Figure 6. LGALS3BP rescues attachment of cells depleted of Shoc2.
(A, B) Cos1 (A) and T47D (B) cells (5×104 cells) depleted of Shoc2 (LV1) were seeded on collagen pre-coated 96-well for 10 min. LV1+NT-CM samples were seeded in presence of cultured media from the control cells. LV1+LGALS3BP cells were transiently transfected with His-LGALS3BP 48h prior to seeding. Images of cells fixed and stained with crystal violet were obtained using Nikon Eclipse E600 microscope.
(C, D) Cells from the experiments in A and B were then solubilized with 2% SDS and subjected to the colorimetric absorbance measurement (OD550).

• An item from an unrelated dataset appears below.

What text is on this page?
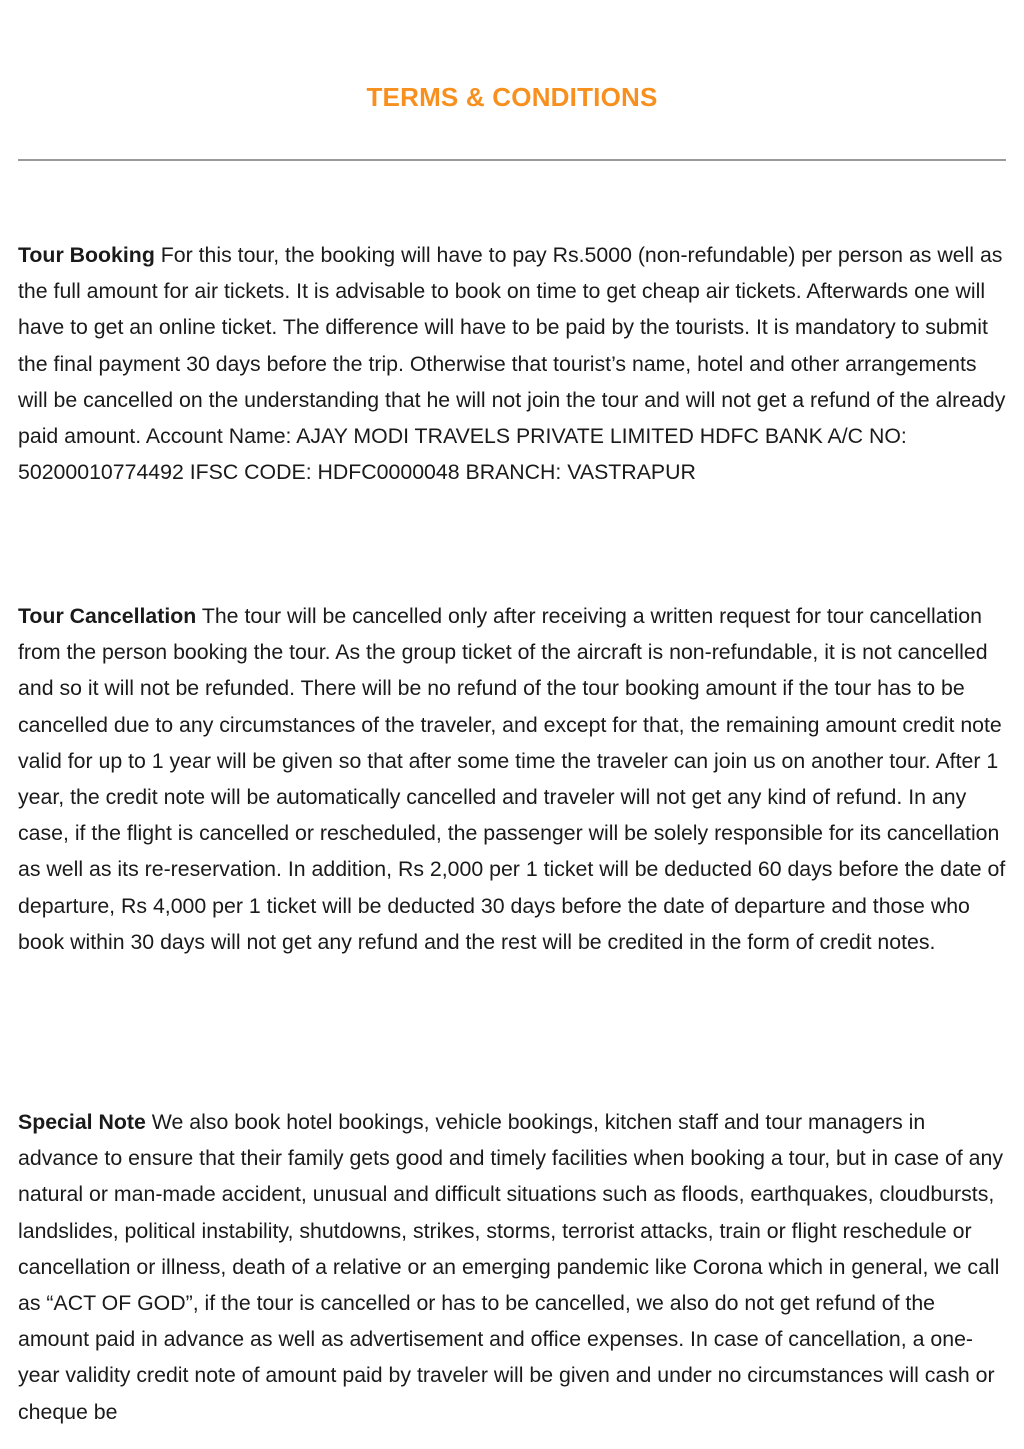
TERMS & CONDITIONS

Tour Booking For this tour, the booking will have to pay Rs.5000 (non-refundable) per person as well as the full amount for air tickets. It is advisable to book on time to get cheap air tickets. Afterwards one will have to get an online ticket. The difference will have to be paid by the tourists. It is mandatory to submit the final payment 30 days before the trip. Otherwise that tourist’s name, hotel and other arrangements will be cancelled on the understanding that he will not join the tour and will not get a refund of the already paid amount. Account Name: AJAY MODI TRAVELS PRIVATE LIMITED HDFC BANK A/C NO: 50200010774492 IFSC CODE: HDFC0000048 BRANCH: VASTRAPUR

Tour Cancellation The tour will be cancelled only after receiving a written request for tour cancellation from the person booking the tour. As the group ticket of the aircraft is non-refundable, it is not cancelled and so it will not be refunded. There will be no refund of the tour booking amount if the tour has to be cancelled due to any circumstances of the traveler, and except for that, the remaining amount credit note valid for up to 1 year will be given so that after some time the traveler can join us on another tour. After 1 year, the credit note will be automatically cancelled and traveler will not get any kind of refund. In any case, if the flight is cancelled or rescheduled, the passenger will be solely responsible for its cancellation as well as its re-reservation. In addition, Rs 2,000 per 1 ticket will be deducted 60 days before the date of departure, Rs 4,000 per 1 ticket will be deducted 30 days before the date of departure and those who book within 30 days will not get any refund and the rest will be credited in the form of credit notes.

Special Note We also book hotel bookings, vehicle bookings, kitchen staff and tour managers in advance to ensure that their family gets good and timely facilities when booking a tour, but in case of any natural or man-made accident, unusual and difficult situations such as floods, earthquakes, cloudbursts, landslides, political instability, shutdowns, strikes, storms, terrorist attacks, train or flight reschedule or cancellation or illness, death of a relative or an emerging pandemic like Corona which in general, we call as “ACT OF GOD”, if the tour is cancelled or has to be cancelled, we also do not get refund of the amount paid in advance as well as advertisement and office expenses. In case of cancellation, a one-year validity credit note of amount paid by traveler will be given and under no circumstances will cash or cheque be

Data from three independent experiments exemplified in A and B was analyzed (bars represent mean values ± SD; n = 3; a vs. b; c vs. d, p<0.05).
(E) Cos-NT and Cos-LV1 were transiently transfected with His-LGALS3BP. At 48h post-transfection, expression of the indicated proteins in the lysate and secretion media was analyzed using specific antibodies.
(F) Cos-NT and Cos-LV1 cells were treated with UO126 (10 uM) or DMSO for 24h at 37°C. The expression of indicated proteins in the lysate and secretion media was analyzed using specific antibodies. The data are representative of three independent experiments.
(G) Cells were transiently transfected with His-LGALS3BP. At 48h post-transfection, the cells were serum starved for 18h and stimulated with EGF (0.2 ng/ml) for 7 or 15 min. Expression of the indicated proteins was analyzed using specific antibodies.